Posted on:2009-09-26Degree:Ph.DType:Dissertation
University:University of California, BerkeleyCandidate:Jaskoski, Maiah AnnaFull Text:PDF
GTID:1446390005960682Subject:Political science
Abstract/Summary:
High levels of insecurity and violence have posed two questions for Latin American military security missions: which missions are appropriate, and how civilians in government can ensure that the military perform only those missions, in a region known for military insubordination. This study examines the Peruvian and Ecuadorian armies and their evolving missions, which present interesting challenges to the scholarly understanding of how armed forces behave.;Analysts have expected the armed forces to prioritize their salient, traditional security work, as a means of increasing the military's overall resources and to maintain professionalism. However, the Peruvian and Ecuadorian armies did not conform to this expectation during the 2000-06 period. Governments emphasized the importance of the salient, traditional missions---counterinsurgency in Peru and border defense in Ecuador.

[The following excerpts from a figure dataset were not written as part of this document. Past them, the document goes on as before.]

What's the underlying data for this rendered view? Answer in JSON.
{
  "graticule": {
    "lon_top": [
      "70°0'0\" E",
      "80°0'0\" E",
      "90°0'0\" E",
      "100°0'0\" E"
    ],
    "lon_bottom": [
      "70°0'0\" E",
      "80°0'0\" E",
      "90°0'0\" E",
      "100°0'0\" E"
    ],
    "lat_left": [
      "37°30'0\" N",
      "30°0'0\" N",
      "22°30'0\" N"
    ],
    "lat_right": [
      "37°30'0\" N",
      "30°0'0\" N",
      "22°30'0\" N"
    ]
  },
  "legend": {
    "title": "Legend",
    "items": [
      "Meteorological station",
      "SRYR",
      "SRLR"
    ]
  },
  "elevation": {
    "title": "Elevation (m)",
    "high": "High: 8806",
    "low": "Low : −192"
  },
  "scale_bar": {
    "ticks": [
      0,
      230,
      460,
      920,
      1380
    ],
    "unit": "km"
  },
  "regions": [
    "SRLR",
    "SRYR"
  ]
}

Yet the Ecuadorian army focused on salient but nontraditional missions such as 1 antinarcotics and protest control, and the Peruvian army focused on the traditional but nonsalient mission of training for external war.;These unexpected outcomes are explained in terms of (1) army beliefs about what missions are appropriate, beliefs that are a legacy of the early years of democracy, and (2) contradictions within each army's salient, traditional security mission. Drawing on contingency theory, the analysis shows that above all else, the armies prioritized maintaining predictability for the work of army patrols, i.e., for that part of the organization that performs the army's core function. For each army, the contradiction in the army's salient, traditional mission suggested anything but predictability for troops on the ground, making the "mission impossible." Given the armies' resistance to the government-defined missions, in different ways they took on security work for private actors. The analysis therefore finds that in both countries resources and professionalism mattered, but in a more complex way than suggested by prior research.